Le patrimoine appartient au milieu

CHRONIQUE / Curieusement, la même journée où l’on démolit la maison Bossé sur la rue Racine à Chicoutimi, le professeur associé à la chaire Fernand Dumont sur la culture, Fernand Harvey, était à l’UQAC pour prononcer une conférence sur la stratégie de mise en valeur du patrimoine régional au Québec.

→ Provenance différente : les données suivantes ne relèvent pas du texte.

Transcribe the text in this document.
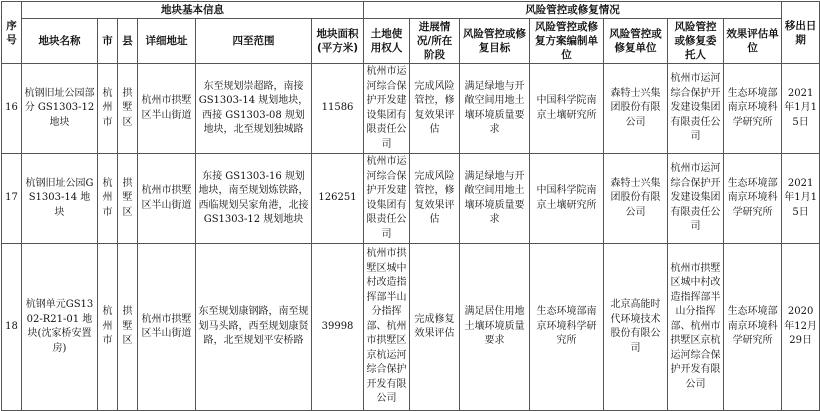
序号	地块基本信息						风险管控或修复情况							移出日期
	地块名称	市	县	详细地址	四至范围	地块面积(平方米)	土地使用权人	进展情况/所在阶段	风险管控或修复目标	风险管控或修复方案编制单位	风险管控或修复单位	风险管控或修复委托人	效果评估单位	
16	杭钢旧址公园部分 GS1303-12 地块	杭州市	拱墅区	杭州市拱墅区半山街道	东至规划崇超路，南接 GS1303-14 规划地块，西接 GS1303-08 规划地块，北至规划独城路	11586	杭州市运河综合保护开发建设集团有限责任公司	完成风险管控，修复效果评估	满足绿地与开敞空间用地土壤环境质量要求	中国科学院南京土壤研究所	森特士兴集团股份有限公司	杭州市运河综合保护开发建设集团有限责任公司	生态环境部南京环境科学研究所	2021年1月15日
17	杭钢旧址公园GS1303-14 地块	杭州市	拱墅区	杭州市拱墅区半山街道	东接 GS1303-16 规划地块，南至规划炼铁路，西临规划吴家角港，北接 GS1303-12 规划地块	126251	杭州市运河综合保护开发建设集团有限责任公司	完成风险管控，修复效果评估	满足绿地与开敞空间用地土壤环境质量要求	中国科学院南京土壤研究所	森特士兴集团股份有限公司	杭州市运河综合保护开发建设集团有限责任公司	生态环境部南京环境科学研究所	2021年1月15日
18	杭钢单元GS1302-R21-01 地块(沈家桥安置房)	杭州市	拱墅区	杭州市拱墅区半山街道	东至规划康钢路，南至规划马头路，西至规划康贤路，北至规划平安桥路	39998	杭州市拱墅区城中村改造指挥部半山分指挥部、杭州市拱墅区京杭运河综合保护开发有限公司	完成修复效果评估	满足居住用地土壤环境质量要求	生态环境部南京环境科学研究所	北京高能时代环境技术股份有限公司	杭州市拱墅区城中村改造指挥部半山分指挥部、杭州市拱墅区京杭运河综合保护开发有限公司	生态环境部南京环境科学研究所	2020年12月29日
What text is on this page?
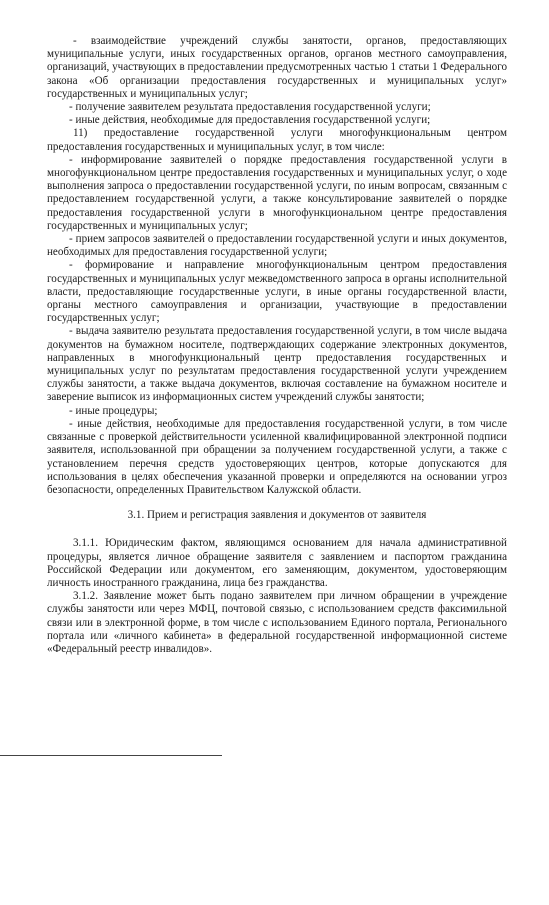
- взаимодействие учреждений службы занятости, органов, предоставляющих муниципальные услуги, иных государственных органов, органов местного самоуправления, организаций, участвующих в предоставлении предусмотренных частью 1 статьи 1 Федерального закона «Об организации предоставления государственных и муниципальных услуг» государственных и муниципальных услуг;

- получение заявителем результата предоставления государственной услуги;

- иные действия, необходимые для предоставления государственной услуги;

11) предоставление государственной услуги многофункциональным центром предоставления государственных и муниципальных услуг, в том числе:

- информирование заявителей о порядке предоставления государственной услуги в многофункциональном центре предоставления государственных и муниципальных услуг, о ходе выполнения запроса о предоставлении государственной услуги, по иным вопросам, связанным с предоставлением государственной услуги, а также консультирование заявителей о порядке предоставления государственной услуги в многофункциональном центре предоставления государственных и муниципальных услуг;

- прием запросов заявителей о предоставлении государственной услуги и иных документов, необходимых для предоставления государственной услуги;

- формирование и направление многофункциональным центром предоставления государственных и муниципальных услуг межведомственного запроса в органы исполнительной власти, предоставляющие государственные услуги, в иные органы государственной власти, органы местного самоуправления и организации, участвующие в предоставлении государственных услуг;

- выдача заявителю результата предоставления государственной услуги, в том числе выдача документов на бумажном носителе, подтверждающих содержание электронных документов, направленных в многофункциональный центр предоставления государственных и муниципальных услуг по результатам предоставления государственной услуги учреждением службы занятости, а также выдача документов, включая составление на бумажном носителе и заверение выписок из информационных систем учреждений службы занятости;

- иные процедуры;

- иные действия, необходимые для предоставления государственной услуги, в том числе связанные с проверкой действительности усиленной квалифицированной электронной подписи заявителя, использованной при обращении за получением государственной услуги, а также с установлением перечня средств удостоверяющих центров, которые допускаются для использования в целях обеспечения указанной проверки и определяются на основании угроз безопасности, определенных Правительством Калужской области.

3.1. Прием и регистрация заявления и документов от заявителя

3.1.1. Юридическим фактом, являющимся основанием для начала административной процедуры, является личное обращение заявителя с заявлением и паспортом гражданина Российской Федерации или документом, его заменяющим, документом, удостоверяющим личность иностранного гражданина, лица без гражданства.

3.1.2. Заявление может быть подано заявителем при личном обращении в учреждение службы занятости или через МФЦ, почтовой связью, с использованием средств факсимильной связи или в электронной форме, в том числе с использованием Единого портала, Регионального портала или «личного кабинета» в федеральной государственной информационной системе «Федеральный реестр инвалидов».
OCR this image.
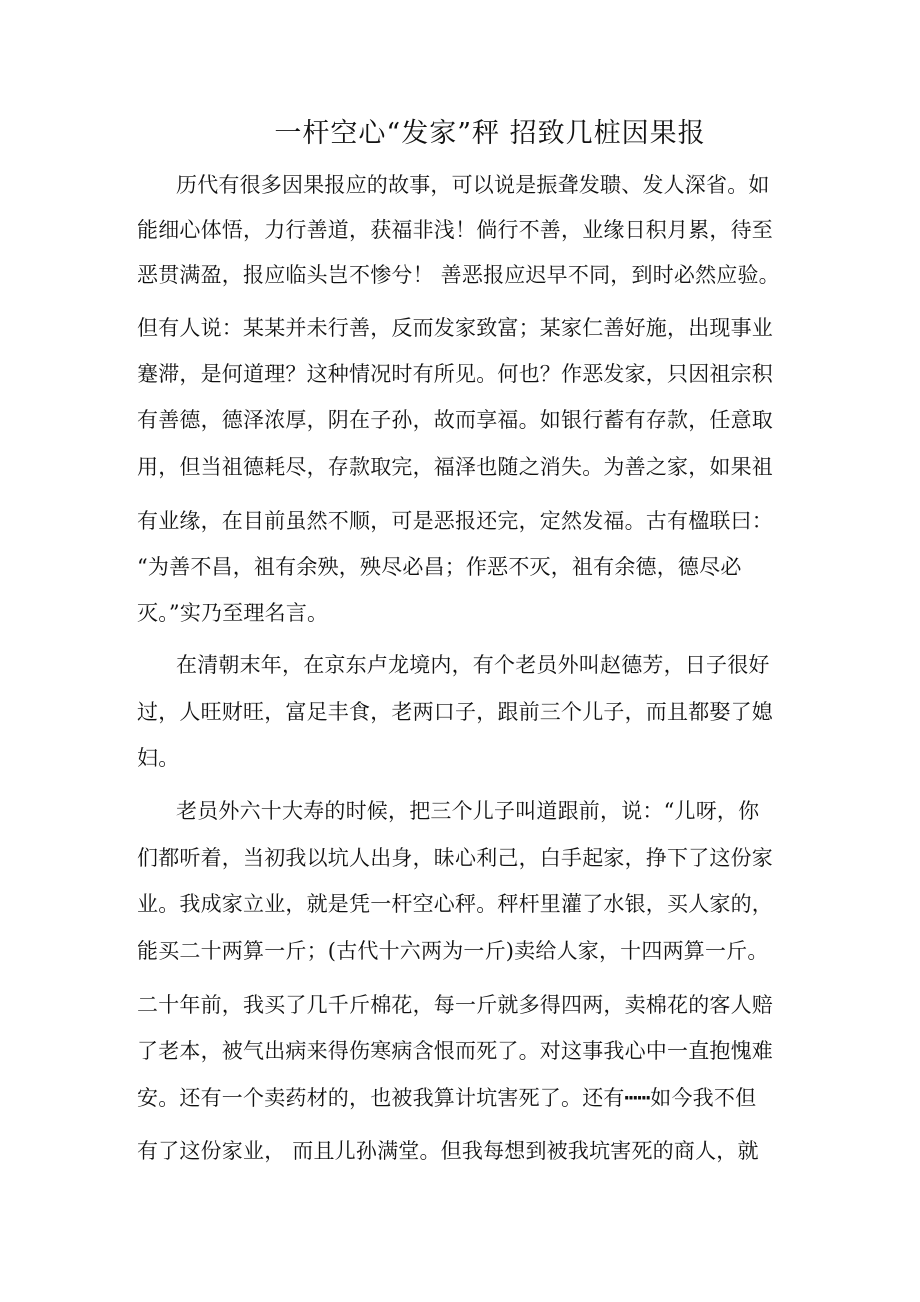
一杆空心“发家”秤 招致几桩因果报

历代有很多因果报应的故事，可以说是振聋发聩、发人深省。如

能细心体悟，力行善道，获福非浅！倘行不善，业缘日积月累，待至

恶贯满盈，报应临头岂不惨兮！ 善恶报应迟早不同，到时必然应验。

但有人说：某某并未行善，反而发家致富；某家仁善好施，出现事业

蹇滞，是何道理？这种情况时有所见。何也？作恶发家，只因祖宗积

有善德，德泽浓厚，阴在子孙，故而享福。如银行蓄有存款，任意取

用，但当祖德耗尽，存款取完，福泽也随之消失。为善之家，如果祖

有业缘，在目前虽然不顺，可是恶报还完，定然发福。古有楹联曰：

“为善不昌，祖有余殃，殃尽必昌；作恶不灭，祖有余德，德尽必

灭。”实乃至理名言。

在清朝末年，在京东卢龙境内，有个老员外叫赵德芳，日子很好

过，人旺财旺，富足丰食，老两口子，跟前三个儿子，而且都娶了媳

妇。

老员外六十大寿的时候，把三个儿子叫道跟前，说：“儿呀，你

们都听着，当初我以坑人出身，昧心利己，白手起家，挣下了这份家

业。我成家立业，就是凭一杆空心秤。秤杆里灌了水银，买人家的，

能买二十两算一斤；(古代十六两为一斤)卖给人家，十四两算一斤。

二十年前，我买了几千斤棉花，每一斤就多得四两，卖棉花的客人赔

了老本，被气出病来得伤寒病含恨而死了。对这事我心中一直抱愧难

安。还有一个卖药材的，也被我算计坑害死了。还有┅┅如今我不但

有了这份家业， 而且儿孙满堂。但我每想到被我坑害死的商人，就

À la toute fin de la période de questions, il lance la phrase fatidique. « On ne peut pas démolir des bâtiments patrimoniaux pour faire des stationnements ». Voilà c’est dit... mais on le fait pareil.

Le mystère Chicoutimi

L’historien Éric Tremblay était parmi l’assistance lors de cette conférence. Il me confiait, dans le corridor en sortant du local de classe que le mystère patrimonial de Chicoutimi poursuit son oeuvre de démolition. « À Chicoutimi, c’est incroyable de constater tout ce qui a disparu depuis la démolition de la maison Peter Mcleod (sur les rives du Saguenay et de la rivière du Moulin) en 1951. À Chicoutimi on se lève un matin et il y a une maison ancienne qui a disparu pendant la nuit. C’est un mystère que je n’arrive pas à m’expliquer. Même si la maison Bossé n’était pas classée patrimoniale, elle aurait mérité d’être conservée, au moins pour son caractère historique », fait valoir l’historien.

Du bas vers le haut

Le conférencier Fernand Harvey a dressé la petite histoire de la protection et de la mise en valeur du patrimoine en région en excluant Montréal et Québec. Il a parlé des pionniers de 1920 à 1945, l’époque où Mgr Victor Tremblay a fondé la Société historique du Saguenay (1934) et l’arrivée d’une législation sur les monuments historiques (1922) et les années de transition de 1945-1972. « C’est durant cette époque qu’on a vu arriver des initiatives locales qui partaient du bas vers le haut. C’est dans cette période qu’on a commencé à élargir le sens de patrimoine et qu’on a vu plusieurs initiatives d’individus », fait-il remarquer.

Il rappelle également que de 1972 à nos jours, de plus en plus de responsabilités ont été dévolus aux municipalités. « En 1985, les municipalités pouvaient citer des monuments historiques. Toutes les régions n’ont pas le même rythme, mais cette mise en lien avec le milieu a permis notamment la mise en valeur d’un patrimoine industriel et la création de plusieurs musées », explique le spécialiste de l’histoire régionale et locale.

La Pulperie et Val-Jalbert

Le chercheur cite en exemple La Pulperie de Chicoutimi, le village historique de Val-Jalbert et de nombreux musées qui ont été créés. « Je ne crois pas qu’on va créer d’autres musées au Québec. Le défi patrimonial à l’heure actuelle est de trouver ce qu’on va faire avec toutes les églises du Québec. On ne pourra pas toutes les sauver et les préserver. Ce sont les initiatives locales qui vont sceller le sort de ces bâtiments », estime celui qui considère très importantes les pressions du milieu. « Le patrimoine doit être rendu à ceux qui s’y intéressent », a-t-il conclu.

Le message est clair, il faut que ça parte d’en bas pour se rendre en haut. Il faut que le milieu se mobilise pour protéger ce qu’on veut garder. L’architecte Daniel Paiement a déclaré au Quotidien cette semaine que c’est à la population de se mobiliser pour protéger le patrimoine en citant quelques exemples. Le cas d’Arvida est un beau cas de prise en charge par le milieu avec le soutien des dirigeants municipaux.

Inquiétude pour le patrimoine

C’est un peu décourageant de constater tout ce qui est disparu comme bâtiments historiques à Chicoutimi, notamment sur la rue Racine, au cours des années. « Les églises dans les villages sont des repères visuels et symboliques. Il en va de même pour les maisons historiques qui sont des repères dans les villes. Toute une génération de gens a porté la valeur patrimoniale sur ses épaules, ces dernières années. Je formule des inquiétudes pour les prochaines générations. Je ne crois pas que l’intérêt pour les valeurs patrimoniales soit très valorisé dans les écoles. Il ne faudrait pas qu’on se retrouve avec un chaînon manquant pour la protection et l’intérêt pour le patrimoine », a commenté le professeur Fernand Harvey lors de la période de questions.